Fri 12 Dec 2025

DONALD HAMILTON – The Infiltrators. Matt Helm #21. Gold Medal; paperback original; 1st printing, June 1984.
Matt Helm helps rehabilitate a lady attorney just released from prison and in the process discovers that not only is the lady’s story true, but that there are some very fancy worms in the government’s woodwork.
I liked the first half (the reclamation project) better than the second (the work Helm gets paid for). Too much padding, and too much coincidence (although you don’t realize the latter until some time later).
— Reprinted from Mystery.File.3, February 1988.
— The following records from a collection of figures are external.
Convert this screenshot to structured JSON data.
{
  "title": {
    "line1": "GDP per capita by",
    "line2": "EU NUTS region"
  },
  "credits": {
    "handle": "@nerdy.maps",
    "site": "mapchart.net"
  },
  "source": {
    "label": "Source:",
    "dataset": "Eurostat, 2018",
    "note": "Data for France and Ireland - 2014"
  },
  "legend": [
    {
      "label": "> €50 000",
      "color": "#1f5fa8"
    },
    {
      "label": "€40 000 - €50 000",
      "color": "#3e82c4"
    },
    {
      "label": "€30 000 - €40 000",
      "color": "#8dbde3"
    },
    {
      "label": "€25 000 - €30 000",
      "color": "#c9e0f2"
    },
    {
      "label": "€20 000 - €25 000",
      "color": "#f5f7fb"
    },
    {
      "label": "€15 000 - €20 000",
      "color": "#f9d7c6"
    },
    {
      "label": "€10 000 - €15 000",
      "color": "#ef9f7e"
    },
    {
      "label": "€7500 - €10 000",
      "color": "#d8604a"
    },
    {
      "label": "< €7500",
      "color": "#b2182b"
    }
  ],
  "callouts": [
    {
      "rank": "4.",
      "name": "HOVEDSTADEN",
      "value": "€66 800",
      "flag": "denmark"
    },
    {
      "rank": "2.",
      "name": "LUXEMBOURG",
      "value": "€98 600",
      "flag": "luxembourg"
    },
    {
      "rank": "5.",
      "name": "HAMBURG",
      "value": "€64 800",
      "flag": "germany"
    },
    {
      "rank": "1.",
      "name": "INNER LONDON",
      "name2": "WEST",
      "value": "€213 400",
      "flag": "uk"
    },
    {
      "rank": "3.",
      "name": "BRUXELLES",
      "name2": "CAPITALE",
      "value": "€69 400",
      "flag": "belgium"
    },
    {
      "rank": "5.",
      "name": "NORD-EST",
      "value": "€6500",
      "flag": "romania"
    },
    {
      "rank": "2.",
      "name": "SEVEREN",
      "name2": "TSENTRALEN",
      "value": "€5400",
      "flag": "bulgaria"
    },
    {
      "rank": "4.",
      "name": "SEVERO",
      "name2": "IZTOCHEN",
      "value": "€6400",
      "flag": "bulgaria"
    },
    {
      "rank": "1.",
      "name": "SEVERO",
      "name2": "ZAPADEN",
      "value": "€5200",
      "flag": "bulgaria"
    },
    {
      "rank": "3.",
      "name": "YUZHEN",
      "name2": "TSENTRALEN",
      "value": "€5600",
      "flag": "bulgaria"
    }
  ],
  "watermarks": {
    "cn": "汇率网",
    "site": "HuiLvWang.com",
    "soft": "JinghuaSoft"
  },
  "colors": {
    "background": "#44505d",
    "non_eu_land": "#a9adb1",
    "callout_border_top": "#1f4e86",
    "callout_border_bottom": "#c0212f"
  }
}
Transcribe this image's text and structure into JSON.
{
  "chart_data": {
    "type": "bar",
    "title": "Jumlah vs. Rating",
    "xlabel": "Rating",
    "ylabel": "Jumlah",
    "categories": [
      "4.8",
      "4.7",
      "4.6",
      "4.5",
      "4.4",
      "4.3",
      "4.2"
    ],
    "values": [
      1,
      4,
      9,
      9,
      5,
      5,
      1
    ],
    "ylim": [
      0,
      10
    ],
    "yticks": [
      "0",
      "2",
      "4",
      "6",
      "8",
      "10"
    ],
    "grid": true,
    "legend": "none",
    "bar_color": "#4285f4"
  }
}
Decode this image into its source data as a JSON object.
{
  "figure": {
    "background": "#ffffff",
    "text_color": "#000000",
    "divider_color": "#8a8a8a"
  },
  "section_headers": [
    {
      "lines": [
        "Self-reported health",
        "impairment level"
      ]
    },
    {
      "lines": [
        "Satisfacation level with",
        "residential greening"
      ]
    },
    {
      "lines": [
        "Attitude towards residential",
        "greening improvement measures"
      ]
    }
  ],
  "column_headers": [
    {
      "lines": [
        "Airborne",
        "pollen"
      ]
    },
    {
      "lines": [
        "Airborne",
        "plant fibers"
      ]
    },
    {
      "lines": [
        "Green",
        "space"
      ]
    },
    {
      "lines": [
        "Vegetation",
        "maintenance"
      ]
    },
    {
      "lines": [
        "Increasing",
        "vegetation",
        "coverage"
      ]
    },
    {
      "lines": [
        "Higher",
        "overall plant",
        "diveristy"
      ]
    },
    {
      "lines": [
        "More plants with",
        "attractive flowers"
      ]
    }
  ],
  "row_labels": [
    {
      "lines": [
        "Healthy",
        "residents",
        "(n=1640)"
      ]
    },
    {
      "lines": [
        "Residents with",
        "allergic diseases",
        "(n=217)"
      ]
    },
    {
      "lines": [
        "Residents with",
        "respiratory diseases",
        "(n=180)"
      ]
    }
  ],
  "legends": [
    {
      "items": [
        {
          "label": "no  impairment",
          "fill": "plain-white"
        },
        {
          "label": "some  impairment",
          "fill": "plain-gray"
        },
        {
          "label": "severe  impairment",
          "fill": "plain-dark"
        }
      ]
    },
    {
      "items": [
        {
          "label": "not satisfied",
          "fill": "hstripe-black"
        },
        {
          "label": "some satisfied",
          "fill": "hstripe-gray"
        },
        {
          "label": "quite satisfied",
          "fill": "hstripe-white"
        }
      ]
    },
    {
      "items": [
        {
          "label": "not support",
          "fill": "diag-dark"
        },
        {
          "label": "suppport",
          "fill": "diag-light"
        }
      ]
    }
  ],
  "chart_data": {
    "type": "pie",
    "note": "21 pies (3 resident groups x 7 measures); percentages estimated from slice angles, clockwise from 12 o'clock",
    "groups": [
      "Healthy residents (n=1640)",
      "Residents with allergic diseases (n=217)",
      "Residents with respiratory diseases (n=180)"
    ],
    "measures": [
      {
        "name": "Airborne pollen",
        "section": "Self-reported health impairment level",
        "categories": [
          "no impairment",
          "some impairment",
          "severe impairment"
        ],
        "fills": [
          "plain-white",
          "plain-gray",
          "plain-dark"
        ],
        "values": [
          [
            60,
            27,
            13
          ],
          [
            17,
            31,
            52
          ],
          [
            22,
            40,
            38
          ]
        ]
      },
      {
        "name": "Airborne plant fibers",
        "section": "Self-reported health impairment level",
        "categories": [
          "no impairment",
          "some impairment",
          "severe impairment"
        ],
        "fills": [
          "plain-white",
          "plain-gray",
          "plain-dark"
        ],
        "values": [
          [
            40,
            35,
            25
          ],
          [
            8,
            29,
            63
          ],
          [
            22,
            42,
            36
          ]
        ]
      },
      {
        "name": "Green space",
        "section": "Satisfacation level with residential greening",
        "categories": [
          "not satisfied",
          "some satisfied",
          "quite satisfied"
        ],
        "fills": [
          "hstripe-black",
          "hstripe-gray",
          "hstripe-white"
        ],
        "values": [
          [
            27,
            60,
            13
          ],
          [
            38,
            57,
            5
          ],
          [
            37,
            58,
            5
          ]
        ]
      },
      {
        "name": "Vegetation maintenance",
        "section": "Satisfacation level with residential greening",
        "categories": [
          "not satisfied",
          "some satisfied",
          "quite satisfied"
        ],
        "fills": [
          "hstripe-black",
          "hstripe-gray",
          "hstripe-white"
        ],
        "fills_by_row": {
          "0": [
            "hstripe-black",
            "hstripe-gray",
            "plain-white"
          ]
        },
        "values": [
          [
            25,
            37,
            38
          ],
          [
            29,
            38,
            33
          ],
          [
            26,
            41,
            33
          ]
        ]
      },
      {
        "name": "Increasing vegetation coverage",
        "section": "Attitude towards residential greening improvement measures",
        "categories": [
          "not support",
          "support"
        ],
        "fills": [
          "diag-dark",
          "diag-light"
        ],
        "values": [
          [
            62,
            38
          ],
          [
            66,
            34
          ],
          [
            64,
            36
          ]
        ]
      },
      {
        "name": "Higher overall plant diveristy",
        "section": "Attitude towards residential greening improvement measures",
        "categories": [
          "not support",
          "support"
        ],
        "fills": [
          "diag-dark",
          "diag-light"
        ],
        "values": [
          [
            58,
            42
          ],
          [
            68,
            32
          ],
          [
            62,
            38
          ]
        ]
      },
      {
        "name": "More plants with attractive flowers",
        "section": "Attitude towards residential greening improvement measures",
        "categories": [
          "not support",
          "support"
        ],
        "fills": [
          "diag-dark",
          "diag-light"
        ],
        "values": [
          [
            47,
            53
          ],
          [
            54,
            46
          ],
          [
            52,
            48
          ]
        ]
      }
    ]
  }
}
December 13th, 2025 at 5:24 pm
Great minds think alike! My review of THE INFILTRATORS parallels yours: http://georgekelley.org/fridays-forgotten-books-796/
December 13th, 2025 at 7:19 pm
When it comes to great minds, George, I will concede the concept and let you prevail. But I think we think the same way more often than other people think we might. I’ll suggest to everyone else they ought to follow the link, but your last line or so provides an easy recap on your end:
“If you’re in the mood for a traditional spy novel with blah, blah, blah, The Infiltrations might just qualify as a moderately entertaining Summer Book. GRADE: C”
I can’t disagree with that. The series had a good run at the beginning, but after a while Hamilton just seemed to run out of stories to tell. And/or not to have been able to tell them as well as he should have.
December 14th, 2025 at 7:07 am
Yeah, the first 10 or 12 were the best. After that, not so much.
December 17th, 2025 at 8:40 am
Have yet to read this far into Hamilton’s series, but was intrigued years ago when I learned that the wacky Dean Martin spoofs were based on deadly serious, ha ha, novels. At the risk of blowing my own horn (yeah, I know, as usual), I refer interested parties to my exhaustive page-to-screen analysis from the Cinema Retro site, with apologies for the “character salad.”
https://www.cinemaretro.com/index.php?/archives/164-MR.-HELM-GOES-TO-HOLLYWOOD.html
December 17th, 2025 at 1:43 pm
Thanks for the link, Matthew. I know what you mean by the “word salad.” Earlier posts on this blog have the same affliction. I’ve cleaned it up on a purely random basis, but it is in fact overwhelming. Maybe someday.
But, in terms of the films, I remember enjoying them at the time (with conscious reservations), but I tried watching one earlier this year and not be able to get more than 5 or 10 minutes into it.
The work “putrid” comes to mind.
December 17th, 2025 at 4:42 pm
Doubtless it didn’t hurt the films that in my case I came to them, first, with no preconceptions about the books and, second, at an impressionable age when I could revel in the parade of pulchritude…
December 17th, 2025 at 6:38 pm
Yes, of course. There is that. Exactly right.
December 20th, 2025 at 12:45 am
By this point Hamilton was generally well below C Minus for me with his seeming inability to hold things together for a satisfying ending and the padding and less than suspenseful journeys starting to drag rather badly.
As he went along rather than improve on his early work or expand on it Hamilton seemed to just double down on his most annoying habits. Helm was never, despite some naive critics, a particularly believable secret agent and the patriotic curmudgeon bit grew a bit tired compared to the usual disillusioned romantic secret agent figure, certainly hard to maintain as an attractive lean.
That said, the first eight to twelve books are excellent to very good and after that it is seldom hit and once in a while a miss completely with South American revolutions and overthrows all running into each other.
It frankly felt like once the money was coming it fairly regularly Hamilton would rather be doing something else than writing them. I don’t know whether that is true or not, but they read that way, at least they did to me.